Well, that's another thing that has never worked, then. When 'enc' is
'utf-16' and 'fenc' is unset, files are written out in utf-8, not
utf-16.
Simple testcase:
vim -u NONE -N --cmd 'set enc=utf-16 fenc= | exe "normal! i\<C-k>`e" | w !iconv -f utf-16' -c 'q!'
iconv: incomplete character or shift sequence at end of buffer
shell returned 1
Change the '-f utf-16' to '-f utf-8' and iconv confirms that it's being
passed valid utf-8.
Is the desired behavior even well defined? The docs seem to contradict;
:help 'encoding' says:
When "unicode", "ucs-2" or "ucs-4" is used, Vim internally uses utf-8.

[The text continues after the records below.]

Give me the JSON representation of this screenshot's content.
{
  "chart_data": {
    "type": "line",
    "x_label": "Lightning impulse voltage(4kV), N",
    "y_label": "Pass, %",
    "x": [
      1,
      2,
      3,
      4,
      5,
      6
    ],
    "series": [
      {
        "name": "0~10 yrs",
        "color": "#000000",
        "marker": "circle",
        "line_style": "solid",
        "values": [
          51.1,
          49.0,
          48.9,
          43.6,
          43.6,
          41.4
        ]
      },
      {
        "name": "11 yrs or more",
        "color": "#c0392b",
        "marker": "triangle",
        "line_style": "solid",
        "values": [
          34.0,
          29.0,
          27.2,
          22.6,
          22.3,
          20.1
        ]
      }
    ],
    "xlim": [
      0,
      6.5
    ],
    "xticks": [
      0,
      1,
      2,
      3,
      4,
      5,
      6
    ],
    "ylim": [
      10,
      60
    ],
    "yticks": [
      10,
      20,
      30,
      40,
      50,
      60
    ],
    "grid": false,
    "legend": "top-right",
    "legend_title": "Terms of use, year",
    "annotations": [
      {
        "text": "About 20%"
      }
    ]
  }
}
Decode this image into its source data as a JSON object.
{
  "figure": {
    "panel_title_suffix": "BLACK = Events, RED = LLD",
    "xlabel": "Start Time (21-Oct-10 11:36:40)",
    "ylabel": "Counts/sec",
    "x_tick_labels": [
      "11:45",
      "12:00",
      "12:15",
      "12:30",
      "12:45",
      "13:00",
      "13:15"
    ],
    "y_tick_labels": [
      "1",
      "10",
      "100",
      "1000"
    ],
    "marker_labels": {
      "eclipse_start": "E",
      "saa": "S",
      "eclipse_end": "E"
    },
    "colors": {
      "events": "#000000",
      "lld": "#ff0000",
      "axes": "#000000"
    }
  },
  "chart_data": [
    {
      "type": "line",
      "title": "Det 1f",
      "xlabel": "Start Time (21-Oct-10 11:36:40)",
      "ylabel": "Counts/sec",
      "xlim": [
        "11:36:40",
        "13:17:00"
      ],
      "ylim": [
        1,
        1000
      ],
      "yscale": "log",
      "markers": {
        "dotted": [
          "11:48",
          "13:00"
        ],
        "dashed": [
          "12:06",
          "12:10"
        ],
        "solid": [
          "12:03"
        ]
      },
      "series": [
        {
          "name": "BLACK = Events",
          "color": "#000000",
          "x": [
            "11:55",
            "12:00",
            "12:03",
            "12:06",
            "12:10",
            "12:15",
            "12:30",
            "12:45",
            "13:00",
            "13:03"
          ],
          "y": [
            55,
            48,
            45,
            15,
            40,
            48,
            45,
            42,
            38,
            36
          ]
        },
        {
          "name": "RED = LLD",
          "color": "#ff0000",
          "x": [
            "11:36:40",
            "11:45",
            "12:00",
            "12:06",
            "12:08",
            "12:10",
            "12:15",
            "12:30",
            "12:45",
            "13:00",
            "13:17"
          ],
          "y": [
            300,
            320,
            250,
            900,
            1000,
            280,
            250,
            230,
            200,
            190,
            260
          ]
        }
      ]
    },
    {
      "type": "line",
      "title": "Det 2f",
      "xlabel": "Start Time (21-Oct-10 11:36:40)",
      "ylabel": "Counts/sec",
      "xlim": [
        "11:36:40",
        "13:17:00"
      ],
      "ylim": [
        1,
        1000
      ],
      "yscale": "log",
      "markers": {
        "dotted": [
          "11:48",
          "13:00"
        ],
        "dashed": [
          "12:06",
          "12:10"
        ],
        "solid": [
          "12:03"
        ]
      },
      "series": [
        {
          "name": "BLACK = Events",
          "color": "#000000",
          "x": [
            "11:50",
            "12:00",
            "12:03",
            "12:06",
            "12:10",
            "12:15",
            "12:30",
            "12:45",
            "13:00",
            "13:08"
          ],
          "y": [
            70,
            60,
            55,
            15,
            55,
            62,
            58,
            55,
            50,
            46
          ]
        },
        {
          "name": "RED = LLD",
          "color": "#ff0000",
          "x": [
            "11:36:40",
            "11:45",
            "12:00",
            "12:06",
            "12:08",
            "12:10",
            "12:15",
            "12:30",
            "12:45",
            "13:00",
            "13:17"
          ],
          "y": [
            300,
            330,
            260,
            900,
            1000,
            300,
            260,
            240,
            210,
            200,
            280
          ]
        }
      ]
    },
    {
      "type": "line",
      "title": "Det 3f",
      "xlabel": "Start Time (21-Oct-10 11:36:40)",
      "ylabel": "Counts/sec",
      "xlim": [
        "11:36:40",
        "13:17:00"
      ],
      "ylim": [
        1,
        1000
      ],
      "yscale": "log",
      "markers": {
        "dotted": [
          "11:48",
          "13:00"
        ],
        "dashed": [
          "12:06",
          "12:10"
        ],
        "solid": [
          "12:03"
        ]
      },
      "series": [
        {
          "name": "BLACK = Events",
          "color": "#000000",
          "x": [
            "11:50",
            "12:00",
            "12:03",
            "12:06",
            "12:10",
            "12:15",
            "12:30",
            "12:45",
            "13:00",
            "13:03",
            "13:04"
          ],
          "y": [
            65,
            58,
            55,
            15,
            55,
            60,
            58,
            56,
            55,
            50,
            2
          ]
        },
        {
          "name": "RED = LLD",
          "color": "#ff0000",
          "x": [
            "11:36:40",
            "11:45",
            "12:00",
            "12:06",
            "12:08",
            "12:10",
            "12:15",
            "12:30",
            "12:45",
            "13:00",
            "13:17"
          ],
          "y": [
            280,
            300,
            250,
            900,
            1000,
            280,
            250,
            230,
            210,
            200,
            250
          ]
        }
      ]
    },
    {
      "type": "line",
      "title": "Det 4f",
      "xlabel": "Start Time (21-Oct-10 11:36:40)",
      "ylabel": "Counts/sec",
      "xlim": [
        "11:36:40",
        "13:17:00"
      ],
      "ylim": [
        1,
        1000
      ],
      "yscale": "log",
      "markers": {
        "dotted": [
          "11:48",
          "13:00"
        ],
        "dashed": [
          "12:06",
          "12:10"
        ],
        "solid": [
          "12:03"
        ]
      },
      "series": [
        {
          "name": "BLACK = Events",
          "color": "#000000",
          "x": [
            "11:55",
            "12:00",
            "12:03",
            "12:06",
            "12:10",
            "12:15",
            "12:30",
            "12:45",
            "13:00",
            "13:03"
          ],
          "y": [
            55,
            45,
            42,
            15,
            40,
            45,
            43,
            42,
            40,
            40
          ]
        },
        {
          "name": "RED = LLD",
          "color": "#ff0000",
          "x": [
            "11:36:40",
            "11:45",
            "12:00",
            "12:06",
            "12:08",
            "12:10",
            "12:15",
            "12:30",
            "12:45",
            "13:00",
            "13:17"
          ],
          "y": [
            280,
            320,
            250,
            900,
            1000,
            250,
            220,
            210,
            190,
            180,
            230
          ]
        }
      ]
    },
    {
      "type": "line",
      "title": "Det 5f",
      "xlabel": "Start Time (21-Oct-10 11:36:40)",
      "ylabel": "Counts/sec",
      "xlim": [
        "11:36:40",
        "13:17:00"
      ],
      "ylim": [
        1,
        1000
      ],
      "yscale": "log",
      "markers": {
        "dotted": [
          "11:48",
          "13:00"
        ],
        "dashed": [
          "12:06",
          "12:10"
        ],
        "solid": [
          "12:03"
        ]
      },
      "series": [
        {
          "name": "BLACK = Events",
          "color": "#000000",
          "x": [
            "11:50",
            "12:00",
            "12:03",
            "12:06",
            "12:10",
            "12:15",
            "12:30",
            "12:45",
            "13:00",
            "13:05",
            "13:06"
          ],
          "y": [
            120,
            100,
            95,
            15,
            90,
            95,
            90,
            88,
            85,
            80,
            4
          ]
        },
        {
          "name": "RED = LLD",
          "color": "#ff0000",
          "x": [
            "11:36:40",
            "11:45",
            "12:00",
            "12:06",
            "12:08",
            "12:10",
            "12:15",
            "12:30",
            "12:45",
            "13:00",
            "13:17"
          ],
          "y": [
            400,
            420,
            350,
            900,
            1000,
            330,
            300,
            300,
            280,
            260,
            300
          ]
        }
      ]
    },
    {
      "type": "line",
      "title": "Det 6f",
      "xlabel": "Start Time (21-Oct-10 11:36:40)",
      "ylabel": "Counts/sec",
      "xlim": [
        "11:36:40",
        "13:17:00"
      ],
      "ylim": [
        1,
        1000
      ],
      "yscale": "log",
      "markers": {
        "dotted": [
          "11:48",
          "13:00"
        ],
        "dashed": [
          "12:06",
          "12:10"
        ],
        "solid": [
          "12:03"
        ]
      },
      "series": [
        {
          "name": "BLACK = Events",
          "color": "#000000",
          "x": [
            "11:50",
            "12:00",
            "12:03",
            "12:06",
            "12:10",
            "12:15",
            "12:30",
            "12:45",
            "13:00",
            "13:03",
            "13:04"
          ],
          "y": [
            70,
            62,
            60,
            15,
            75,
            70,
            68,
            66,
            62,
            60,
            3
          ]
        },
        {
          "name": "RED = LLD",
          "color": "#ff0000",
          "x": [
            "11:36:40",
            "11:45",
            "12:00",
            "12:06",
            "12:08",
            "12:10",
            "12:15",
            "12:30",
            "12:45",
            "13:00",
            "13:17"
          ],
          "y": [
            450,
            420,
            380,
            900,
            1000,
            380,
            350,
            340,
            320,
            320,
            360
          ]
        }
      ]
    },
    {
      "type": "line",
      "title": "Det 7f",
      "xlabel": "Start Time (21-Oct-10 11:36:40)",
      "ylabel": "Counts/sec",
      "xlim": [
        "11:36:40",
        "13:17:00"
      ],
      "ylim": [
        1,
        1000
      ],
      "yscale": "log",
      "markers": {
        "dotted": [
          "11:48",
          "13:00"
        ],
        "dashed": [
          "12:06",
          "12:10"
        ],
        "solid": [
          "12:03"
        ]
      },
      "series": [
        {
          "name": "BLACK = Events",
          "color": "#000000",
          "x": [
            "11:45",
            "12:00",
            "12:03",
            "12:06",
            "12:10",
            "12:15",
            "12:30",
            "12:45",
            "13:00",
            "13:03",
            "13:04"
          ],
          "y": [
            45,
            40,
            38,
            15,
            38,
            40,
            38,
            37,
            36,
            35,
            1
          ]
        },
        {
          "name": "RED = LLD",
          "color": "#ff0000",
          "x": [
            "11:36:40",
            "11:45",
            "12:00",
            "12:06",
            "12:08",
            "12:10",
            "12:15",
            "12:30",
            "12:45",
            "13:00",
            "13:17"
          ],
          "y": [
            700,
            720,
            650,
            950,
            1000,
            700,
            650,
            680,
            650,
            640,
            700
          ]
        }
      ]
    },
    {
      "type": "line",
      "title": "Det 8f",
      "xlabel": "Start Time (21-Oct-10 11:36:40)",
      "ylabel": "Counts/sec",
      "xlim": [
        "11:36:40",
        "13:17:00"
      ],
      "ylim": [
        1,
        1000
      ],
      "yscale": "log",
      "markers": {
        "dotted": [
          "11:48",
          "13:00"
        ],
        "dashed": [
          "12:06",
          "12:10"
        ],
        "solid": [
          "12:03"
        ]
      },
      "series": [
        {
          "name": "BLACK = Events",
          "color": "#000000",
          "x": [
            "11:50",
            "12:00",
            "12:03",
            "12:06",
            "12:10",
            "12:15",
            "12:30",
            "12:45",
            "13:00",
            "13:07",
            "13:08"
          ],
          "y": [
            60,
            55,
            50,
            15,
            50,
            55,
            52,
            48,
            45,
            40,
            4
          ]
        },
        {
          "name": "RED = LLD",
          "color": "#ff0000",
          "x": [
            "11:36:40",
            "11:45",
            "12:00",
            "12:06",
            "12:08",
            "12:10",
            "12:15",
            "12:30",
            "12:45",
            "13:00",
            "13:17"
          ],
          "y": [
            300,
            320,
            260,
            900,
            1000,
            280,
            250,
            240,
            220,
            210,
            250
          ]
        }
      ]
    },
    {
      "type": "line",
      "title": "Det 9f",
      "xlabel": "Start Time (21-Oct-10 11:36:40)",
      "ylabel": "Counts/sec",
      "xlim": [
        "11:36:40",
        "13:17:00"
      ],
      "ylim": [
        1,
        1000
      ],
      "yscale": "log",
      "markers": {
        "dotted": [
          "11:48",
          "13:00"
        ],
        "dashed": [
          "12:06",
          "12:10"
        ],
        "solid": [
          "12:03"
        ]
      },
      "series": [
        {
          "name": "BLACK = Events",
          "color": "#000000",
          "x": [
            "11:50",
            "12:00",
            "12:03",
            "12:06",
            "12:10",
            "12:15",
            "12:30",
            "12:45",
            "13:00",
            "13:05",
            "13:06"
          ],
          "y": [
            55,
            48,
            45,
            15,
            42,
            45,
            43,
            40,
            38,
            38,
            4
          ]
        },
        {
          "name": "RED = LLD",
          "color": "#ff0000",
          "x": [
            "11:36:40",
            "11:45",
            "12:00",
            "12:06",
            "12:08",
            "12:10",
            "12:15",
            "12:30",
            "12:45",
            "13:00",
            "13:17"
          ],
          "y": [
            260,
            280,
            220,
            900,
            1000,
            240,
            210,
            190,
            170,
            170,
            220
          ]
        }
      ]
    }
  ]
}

but :help 'fileencoding' says:
When 'fileencoding' is empty, the same value as 'encoding' will be
used (no conversion when reading or writing a file).
In this case, 'fileencoding' is empty, but conversion *is* supposed to
occur when writing the file (from the internal utf-8 buffer to the
'encoding' utf-16).
> I don't think finding one bug is a good reason to drop support for this.
> It's probably easy to fix.
~Matt
I'm not Bram, so take my opinions below with a grain of salt; however,
after attentively reading the Vim multibyte docs for years, I believe
that the "desired" (or at least the "least surprising") behaviour would be:
- If 'encoding' is one of ucs-2, ucs-2le, utf-16, utf-16le, ucs-4,
ucs-4le (or utf-32, utf-32le which are aliases for ucs-4 ucs-4le; or the
*be aliases for ucs-? utf-??), use utf-8 internally, but convert between
utf-8 and 'encoding' when reading and writing if 'fileencoding' is
empty. Vim ought to be able to do these conversions without calling
iconv, they are trivial (the "least trivial" of them, I think, is when
converting between UTF-16 surrogate pairs and UTF-8 representation for
codepoints in the range U+10000 - U+10FFFF, but even that is systematic,
and documented with no ambiguity somewhere on the Unicode site, and even
IIRC on the Wikipedia).
- With the same values of 'encoding', when 'fileencoding' is nonempty,
always pass UTF-8 to represent the "internal encoding" when invoking
iconv for reading or writing. The same of course applies when
"bypassing" iconv, e.g. when 'fileencoding' is latin1.
- With other values of 'encoding' (including utf-8), 'encoding'
represents the actual memory representation. This is the "general case"
and is what is documented wherever the Vim help doesn't explicitly
mention the opposite.
Best regards,
Tony.
--
Line Printer paper is strongest at the perforations.